Hitomi Kousuke ist Medizinstudent, wacht in einem Irrenhaus auf und hat so ziemlich keine Ahnung, warum er wer wo ist. Er bricht aus und besucht einen Zirkus, wo er eine Akrobatin trifft, die ebenfalls an Amnesie leidet, daraufhin aber recht bald das Zeitliche segnet, woraufhin der Unglücksrabe nun auch noch als Mörder gejagt wird. Folglich lässt sich erst einmal massieren – eine gute Idee, denn die Masseurin setzt ihn davon in Kenntnis, dass sich ein merkwürdiges Mal auf seiner Fußsohle befindet, das, ganz nebenbei, verblüffende Ähnlichkeit mit einer Swastika aufweist. Da ein kürzlich verstorbener und zudem sehr reicher Mann ihm bis aufs Haar ähnelt und selbiges Zeichen aufweist, nimmt er prompt die Identität des Doppelgängers an, indem er vorgibt, lediglich scheintot gewesen zu sein.

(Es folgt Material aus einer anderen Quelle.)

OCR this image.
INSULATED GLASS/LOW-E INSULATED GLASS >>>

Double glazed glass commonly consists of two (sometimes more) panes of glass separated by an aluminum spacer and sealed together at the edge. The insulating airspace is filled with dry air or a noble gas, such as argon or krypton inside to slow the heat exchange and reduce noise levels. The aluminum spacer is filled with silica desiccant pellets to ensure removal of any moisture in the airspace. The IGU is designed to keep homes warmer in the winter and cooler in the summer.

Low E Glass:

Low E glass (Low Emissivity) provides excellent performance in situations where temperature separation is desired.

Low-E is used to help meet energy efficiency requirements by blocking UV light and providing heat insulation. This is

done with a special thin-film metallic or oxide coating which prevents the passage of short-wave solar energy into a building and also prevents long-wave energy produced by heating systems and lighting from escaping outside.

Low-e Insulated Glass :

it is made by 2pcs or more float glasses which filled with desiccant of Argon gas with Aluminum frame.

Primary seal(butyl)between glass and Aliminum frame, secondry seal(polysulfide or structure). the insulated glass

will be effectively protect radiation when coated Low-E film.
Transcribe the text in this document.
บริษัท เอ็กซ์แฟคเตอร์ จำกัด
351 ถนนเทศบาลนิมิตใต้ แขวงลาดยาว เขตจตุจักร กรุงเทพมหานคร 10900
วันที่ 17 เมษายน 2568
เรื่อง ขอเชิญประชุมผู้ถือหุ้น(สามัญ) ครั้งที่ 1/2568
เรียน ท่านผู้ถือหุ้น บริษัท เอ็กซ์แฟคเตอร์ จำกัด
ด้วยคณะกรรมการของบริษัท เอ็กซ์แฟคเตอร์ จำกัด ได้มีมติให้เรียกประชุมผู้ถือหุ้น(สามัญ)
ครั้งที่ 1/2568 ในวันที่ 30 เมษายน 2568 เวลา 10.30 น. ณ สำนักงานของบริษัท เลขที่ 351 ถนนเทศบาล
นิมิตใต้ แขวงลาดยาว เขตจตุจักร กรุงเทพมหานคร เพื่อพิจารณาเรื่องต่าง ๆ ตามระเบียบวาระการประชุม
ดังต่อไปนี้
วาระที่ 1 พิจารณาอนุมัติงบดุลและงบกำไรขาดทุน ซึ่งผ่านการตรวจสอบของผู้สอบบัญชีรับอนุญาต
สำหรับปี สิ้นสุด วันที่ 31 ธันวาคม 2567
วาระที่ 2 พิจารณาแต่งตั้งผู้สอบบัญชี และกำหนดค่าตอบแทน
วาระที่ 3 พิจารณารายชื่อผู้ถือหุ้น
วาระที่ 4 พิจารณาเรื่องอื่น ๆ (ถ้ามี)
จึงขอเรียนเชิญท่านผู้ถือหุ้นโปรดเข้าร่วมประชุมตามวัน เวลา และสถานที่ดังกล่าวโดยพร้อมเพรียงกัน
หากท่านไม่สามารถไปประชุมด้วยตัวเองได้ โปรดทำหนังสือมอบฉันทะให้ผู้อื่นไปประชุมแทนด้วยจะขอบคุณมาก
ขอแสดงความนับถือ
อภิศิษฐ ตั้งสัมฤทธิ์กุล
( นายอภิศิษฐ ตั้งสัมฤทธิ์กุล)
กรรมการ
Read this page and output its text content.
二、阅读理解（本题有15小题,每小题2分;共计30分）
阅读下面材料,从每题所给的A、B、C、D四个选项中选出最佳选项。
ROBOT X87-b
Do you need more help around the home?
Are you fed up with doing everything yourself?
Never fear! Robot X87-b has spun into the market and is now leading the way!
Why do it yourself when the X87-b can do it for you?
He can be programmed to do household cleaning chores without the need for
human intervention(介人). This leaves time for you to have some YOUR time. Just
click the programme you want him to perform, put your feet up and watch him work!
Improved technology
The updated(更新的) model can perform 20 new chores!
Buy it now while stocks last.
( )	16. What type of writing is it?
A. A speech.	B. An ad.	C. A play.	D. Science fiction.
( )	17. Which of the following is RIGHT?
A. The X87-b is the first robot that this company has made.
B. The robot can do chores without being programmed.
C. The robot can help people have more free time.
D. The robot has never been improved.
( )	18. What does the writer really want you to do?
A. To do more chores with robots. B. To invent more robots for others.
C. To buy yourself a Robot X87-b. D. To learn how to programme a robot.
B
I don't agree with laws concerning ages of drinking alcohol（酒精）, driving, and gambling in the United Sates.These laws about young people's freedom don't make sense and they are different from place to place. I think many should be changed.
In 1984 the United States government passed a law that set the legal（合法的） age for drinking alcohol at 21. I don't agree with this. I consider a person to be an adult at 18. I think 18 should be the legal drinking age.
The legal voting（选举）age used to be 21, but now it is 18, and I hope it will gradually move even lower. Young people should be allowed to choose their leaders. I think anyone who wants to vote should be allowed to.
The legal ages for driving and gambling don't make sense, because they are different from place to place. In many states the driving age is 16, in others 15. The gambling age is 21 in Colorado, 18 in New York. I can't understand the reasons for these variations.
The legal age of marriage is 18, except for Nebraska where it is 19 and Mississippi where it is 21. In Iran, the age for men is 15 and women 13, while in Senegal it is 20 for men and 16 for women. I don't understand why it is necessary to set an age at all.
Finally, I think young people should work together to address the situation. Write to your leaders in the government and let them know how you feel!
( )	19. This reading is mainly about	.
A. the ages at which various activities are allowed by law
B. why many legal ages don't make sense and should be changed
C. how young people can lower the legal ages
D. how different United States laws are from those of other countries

Ein Beutelchen Intrigen und Verwicklungen später findet sich Hitomi auf einer geheimnisumwitterten Insel ein, wo ein wahnsinniger Wissenschaftler, der zugleich Vater seiner neuen Identität ist, gräuliche Ungeheuer erschafft, indem er die Körperteile verschiedener Menschen zusammenflickt und dabei finster lacht.
Irgendwo in dieser Armee aus Entartung wartet die verdrehte Antwort auf die Fragen, die sich Hitomi und Zuschauer stellen. Zum Beispiel, weshalb ihm dieses eine Schlaflied so verdammt bekannt vorkommt.

Kritik

Es ist eine Herausforderung, die Handlung von Horrors of Malformed Men (江戸川乱歩全集 恐怖奇形人間 Edogawa Rampo Zenshū: Kyoufu Kikei Ningen) anzudeuten, weil dieser Film in seinen weniger als 100 Minuten so wahnsinnig (hier steht absichtlich ‚wahnsinnig‘ und kein Synonym wie ‚unfassbar‘) viel ist, tut, will und kann.
Weise Zeitgenossen widmen sich einem Werk im besten Fall mit einem Minimum an Vorwissen, um für ein unbefangenes Erlebnis zu sorgen und kommen so sehr wie noch nie auf ihre Kosten: Trailer und Titel suggerieren ein bestimmtes Genre und bereiten damit niemanden auf das vor, was der Film tatsächlich zu bieten hat. Nach einem Vorspann aus wimmelnden Insekten kredenzt Szene eins vor Wahnsinn tanzende Geishas mit Hang zum Oberteilverlust, bevor im  Anschluss die kriminalistische Rekonstruktionsgeschichte und Doppelgängerkomödie beginnt, die erst nach einer ganzen Weile auf die Insel der namensgebenden Männer führt. Köstlich amüsieren tut man sich dabei von Anfang an, obwohl man sich dabei unentwegt im falschen Film wähnt. Durchsetzt ist das ganze mit herrlich skurrilem Humor der Marke Japan-Extrem-Situationsirrsinn. Während die üblichen Filme mit Doppelgängerthematik einen oder zwei Fehltritte zeigen, die den Schwindler bis kurz vor die Enttarnung führen, wartet man hier einfach mit allen nur Denkbaren aus dieser Richtung auf. Egal, ob Hände, Hunde oder Höschen – Hitomis Schwindel droht mit jedem Schritt aufzufliegen. Was den ganzen Film hinweg ungemein zur Erheiterung beiträgt, ist das ständig verdatterte Gesicht des Protagonisten, welches er bis zum konsequent inskonsequenten Ende nicht abzulegen gedenkt. Die Sympathiefigur schaut permanent so, als würde sie soeben aus dem Schlaf gerissen und ohne Übergang und Vorbereitung den immer abstruser werdenden Situationen ausgesetzt worden. Genaugenommen trifft das ja aber auch zu. Und genaugenommen kann der Zuschauer sich nur aus diesem Grund ein wenig in ihr wiederfinden.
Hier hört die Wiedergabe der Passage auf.